Orman Genel Müdürlüğünce Sosyal Hizmetler ve Çocuk Esirgeme Kurumu Genel Müdürlüğünün bakım ve koruması altında bulunan yetişkinlerden eleman alınması maksadıyla müsaade istenmiş, Maliye Bakanlığınca 26.12.1996 tarih ve 32243 sayılı yazı ile müsaade verilmiştir.
Sosyal Hizmetler ve Çocuk Esirgeme Kurumu Genel Müdürlüğünden atama yapılacakların isimleri istenmiş olup, isimler geldiğinde atamalar yapılacaktır.
21. — İzmir Milletvekili Sabri Ergül’ün, OHAL Bölgesi ve mücavir illerde güvenlik nedeniyle öğretim yapılmayan okullara ilişkin sorusu ve Millî Eğitim Bakanı Mehmet Sağlam’ın yazılı cevabı (7/1721)
Türkiye Büyük Millet Meclisi Başkanlığına
Aşağıdaki sorularımın Millî Eğitim Bakanı tarafından yazılı olarak yanıtlanması için gereğini dilerim. 2.12.1996
Saygılarımla.
Sabri Ergül
İzmir
1. Olağanüstü Hal Bölgesi ve mücaviri illerde gerek okul, bina yıkılması ve yakılması ve güvenliği olmaması ve gerekse öğrenci, öğretmen can güvenliği ve öğretmen bulunmaması nedeniyle eğitim ve öğretim yapılamayan ilkokul, ilköğretim okulu, yatılı bölge ilköğretim okulu, ortaokul, lise veya benzeri okul sayısı kaçtır?
2. Yukarıda sayılan bu okullarda “güvenlik” nedeniyle eğitim ve öğretim yapılmaması sonucu kaç ilkokul, kaç ilköğretim okulu, kaç ortaokul, kaç lise ve benzeri okul öğrencisi okuyamamaktadır? Bu öğrencilerin öğrenim derecelerine göre ayrı ayrı ve toplam sayısı kaçtır?

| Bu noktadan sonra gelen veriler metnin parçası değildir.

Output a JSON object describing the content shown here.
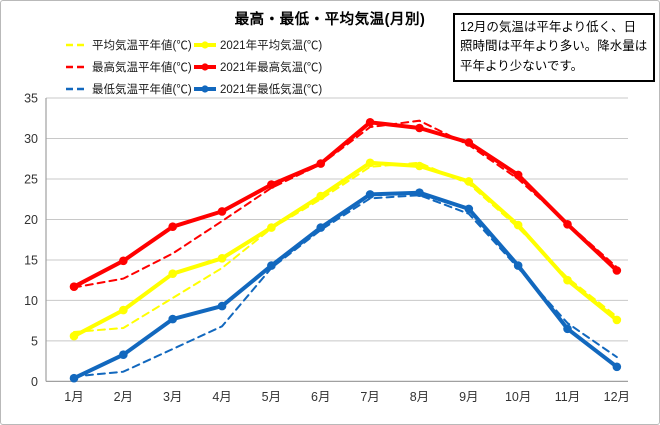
{
  "annotation": {
    "text": "12月の気温は平年より低く、日照時間は平年より多い。降水量は平年より少ないです。"
  },
  "chart_data": {
    "type": "line",
    "title": "最高・最低・平均気温(月別)",
    "xlabel": "",
    "ylabel": "",
    "ylim": [
      0,
      35
    ],
    "y_ticks": [
      0,
      5,
      10,
      15,
      20,
      25,
      30,
      35
    ],
    "grid": true,
    "legend_position": "top-left",
    "categories": [
      "1月",
      "2月",
      "3月",
      "4月",
      "5月",
      "6月",
      "7月",
      "8月",
      "9月",
      "10月",
      "11月",
      "12月"
    ],
    "series": [
      {
        "name": "平均気温平年値(℃)",
        "color": "#FFFF00",
        "style": "dashed",
        "values": [
          6.1,
          6.6,
          10.3,
          14.0,
          18.9,
          22.5,
          26.5,
          27.0,
          24.4,
          19.0,
          12.8,
          8.0
        ]
      },
      {
        "name": "2021年平均気温(℃)",
        "color": "#FFFF00",
        "style": "solid-marker",
        "values": [
          5.6,
          8.8,
          13.3,
          15.2,
          19.0,
          22.9,
          27.0,
          26.6,
          24.7,
          19.3,
          12.5,
          7.6
        ]
      },
      {
        "name": "最高気温平年値(℃)",
        "color": "#FF0000",
        "style": "dashed",
        "values": [
          11.6,
          12.7,
          15.8,
          19.8,
          23.9,
          26.8,
          31.4,
          32.2,
          29.2,
          25.0,
          19.5,
          14.1
        ]
      },
      {
        "name": "2021年最高気温(℃)",
        "color": "#FF0000",
        "style": "solid-marker",
        "values": [
          11.7,
          14.9,
          19.1,
          21.0,
          24.3,
          26.9,
          32.0,
          31.3,
          29.5,
          25.5,
          19.4,
          13.7
        ]
      },
      {
        "name": "最低気温平年値(℃)",
        "color": "#1268BE",
        "style": "dashed",
        "values": [
          0.6,
          1.2,
          4.0,
          6.8,
          14.0,
          18.7,
          22.6,
          23.0,
          20.7,
          14.0,
          7.2,
          3.0
        ]
      },
      {
        "name": "2021年最低気温(℃)",
        "color": "#1268BE",
        "style": "solid-marker",
        "values": [
          0.4,
          3.3,
          7.7,
          9.3,
          14.3,
          19.0,
          23.1,
          23.3,
          21.3,
          14.3,
          6.5,
          1.8
        ]
      }
    ],
    "colors": {
      "grid": "#c8c8c8",
      "axis": "#a0a0a0",
      "tick_text": "#333333"
    }
  }
}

Yukarıda 1 inci maddede sayılan Olağanüstü Hal Bölgesi ve mücaviri illerde (OHAL devam eden ve kaldırılan iller dahil) şimdiye kadar PKK terör örgütü ve diğer terör örgütleri kaç okula zarar vermiş, yakmış, yıkmış ve kaç öğretmenimizi şehit etmiş ve yaralamıştır?.
T. C.
Millî Eğitim Bakanlığı
Araştırma, Planlama ve Koordinasyon
Kurulu Başkanlığı 27.12.1996
Sayı : B.08.0.APK.0.03.01.00-022/3591
Konu : Soru Önergesi.
Türkiye Büyük Millet Meclisi Başkanlığına
İlgi : T.B.M.M. Başkanlığının 9.12.1996 tarih ve A.01.0.GNS.0.10.00.02-7/1721-4468/12406 sayılı yazısı.
İzmir Milletvekili Sayın Sabri Ergül’ün “OHAL Bölgesi ve Mücavir İllerde Güvenlik Nedeniyle Öğretim Yapılmayan Okullara İlişkin” yazılı soru önergesi incelenmiştir.
1. 1996-1997 öğretim yılında OHAL illerinde 334’ü güvenlik, 707’si öğretmensizlik; mücavir illerde ise 67’si güvenlik, 161’i öğretmensizlik olmak üzere toplam 2 269 okul öğrenime kapalıdır.
2. Güvenlik nedeniyle kapalı bulunan okulların öğrencileri öğrenimlerini diğer okullarda sürdürmektedirler.
Teröristlerce; 1984 yılından bugüne kadar 146 öğretmenimiz şehit edilmiş, 343 okul binası ve müştemilâtı yakılmıştır.
Arz ederim.
Prof. Dr. Mehmet Sağlam
Millî Eğitim Bakanı
22. — İzmir Milletvekili Sabri Ergül’ün, Diyarbakır E Tipi cezaevinde meydana gelen ve bazı tutukluların ölümüyle sonuçlanan olaya ilişkin sorusu ve İçişleri Bakanı Meral Akşener’in yazılı cevabı (7/1723)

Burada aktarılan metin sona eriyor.